Os especialistas calculam em R$ 860 bilhões, em 10 anos, a redução do valor do déficit da Previdência, nos termos do relatório aprovado na Comissão Mista da Câmara dos Deputados, e que tem Samuel Moreira (PSDB-SP) como relator. O número está um tanto abaixo dos míticos R$ 1 trilhão de reais estimados pelo ministro Paulo Guedes, da Economia.

Poderia ser melhor se o governo Bolsonaro e o próprio presidente tivessem se empenhado para valer na reforma. A verdade é que ele – Bolsonaro – cumpriu o seu papel de forma burocrática. É fácil entender: Bolsonaro nunca foi íntimo dos números. Temas como a crise fiscal, as dificuldades do tesouro, a situação de pré-falência do Estado brasileiro nunca chegaram a lhe despertar atenção e interesse.

Bolsonaro é militar e um dos nós a serem desatados na reforma é exatamente a previdência dos militares. É normal que Bolsonaro não quisesse mudanças significativas na reforma – nada que prejudicasse muito os seus irmãos de arma. Trata-se de um assunto que diz respeito à lealdade corporativa – no caso a poderosa corporação fardada.

Além disso, o presidente diz que o distanciamento é da “nova política”, que não é feita de conchavos com o Parlamento. Vá lá. Seja da “nova” ou da velha, tanto faz, ele é político, gosta de votos. Tendo vencido uma eleição quando ninguém esperava ou previa, detentor ainda de grande prestígio popular, ele sabe muito bem que reforma de previdência, em nenhum lugar do mundo, é popular. Melhor, então, guardar distância regulamentar.

O ministro Paulo Guedes não gostou muito do recuo e andou dizendo bobagens em relação aos deputados. É espantoso que um homem vivido e inteligente como Guedes demonstre uma compreensão tão primária e banal do que venha a ser um estado de Direito. Devem tê-lo advertido que a conta de R$ 1 trilhão era dele, mas ele não havia combinado com os deputados – nas mãos de quem, em última análise, está o poder de decisão.
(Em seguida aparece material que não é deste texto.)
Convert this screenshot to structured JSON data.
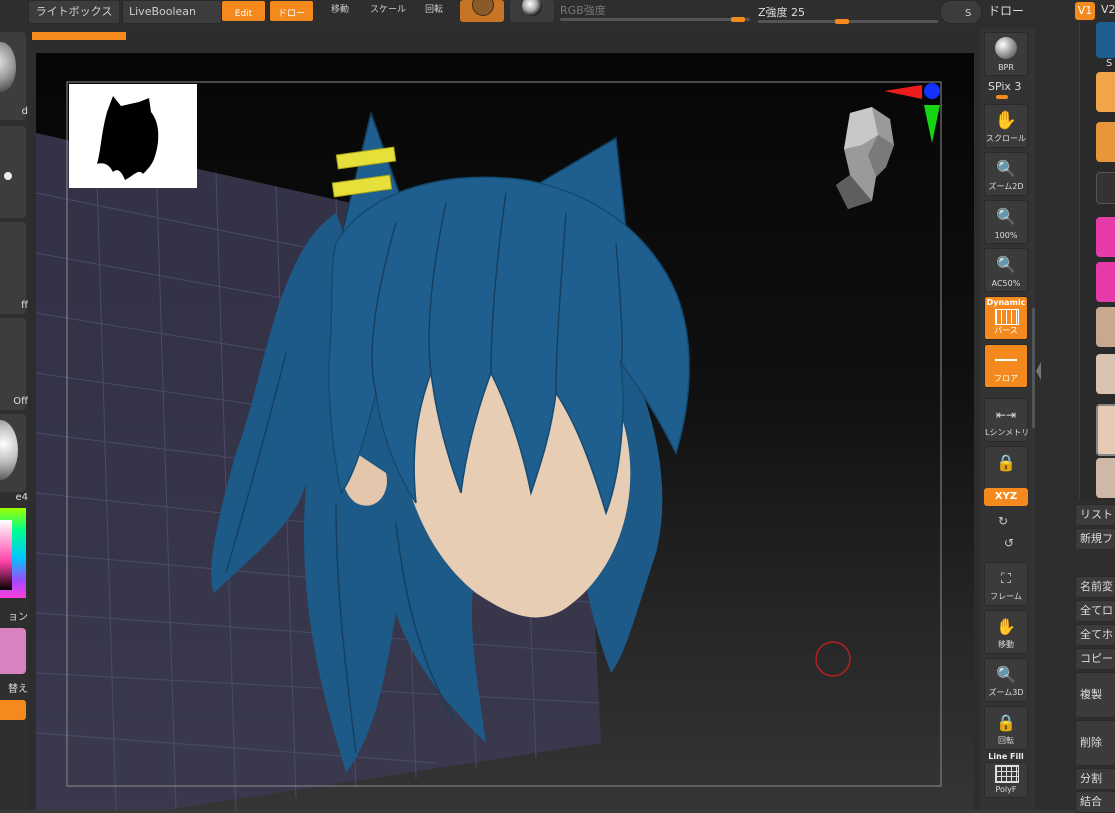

O ministro acusou os políticos de não pensarem no futuro do país. A resposta do presidente da Câmara, Rodrigo Maia foi, como se diz, na tampa: “E porque o ministro mandou um projeto propondo uma regra mais flexível de transição para os militares?”. O Maia quis dizer que, ao fazê-lo, Guedes fez média, fez política. Ele pensou no futuro do país ao fazer a concessão em favor dos militares? Ou faltou coragem?

O fato é que Guedes e o governo terão de enfrentar novas rodadas de discussão na reforma da Previdência. É do senso comum que, nessa condição, além de elegante, seria muito mais produtivo reconhecer os avanços, mostrar respeito pelas prerrogativas do Legislativo e recomeçar, com paciência, a articulação para os debates e votações subsequentes. Guedes (e Bolsonaro) gostam de atalhos, de impor suas vontades. Detestam, ambos, a busca do consenso mínimo.

Se o presidente em particular, e o governo como um todo não mostrarem firmeza e engajamento, e se o ministro Paulo Guedes entrar em campo pintado para a guerra, dando botinadas nos políticos, podem ter certeza de que a reforma será ainda mais esvaziada, e o número de R$ 860 milhões pode encolher.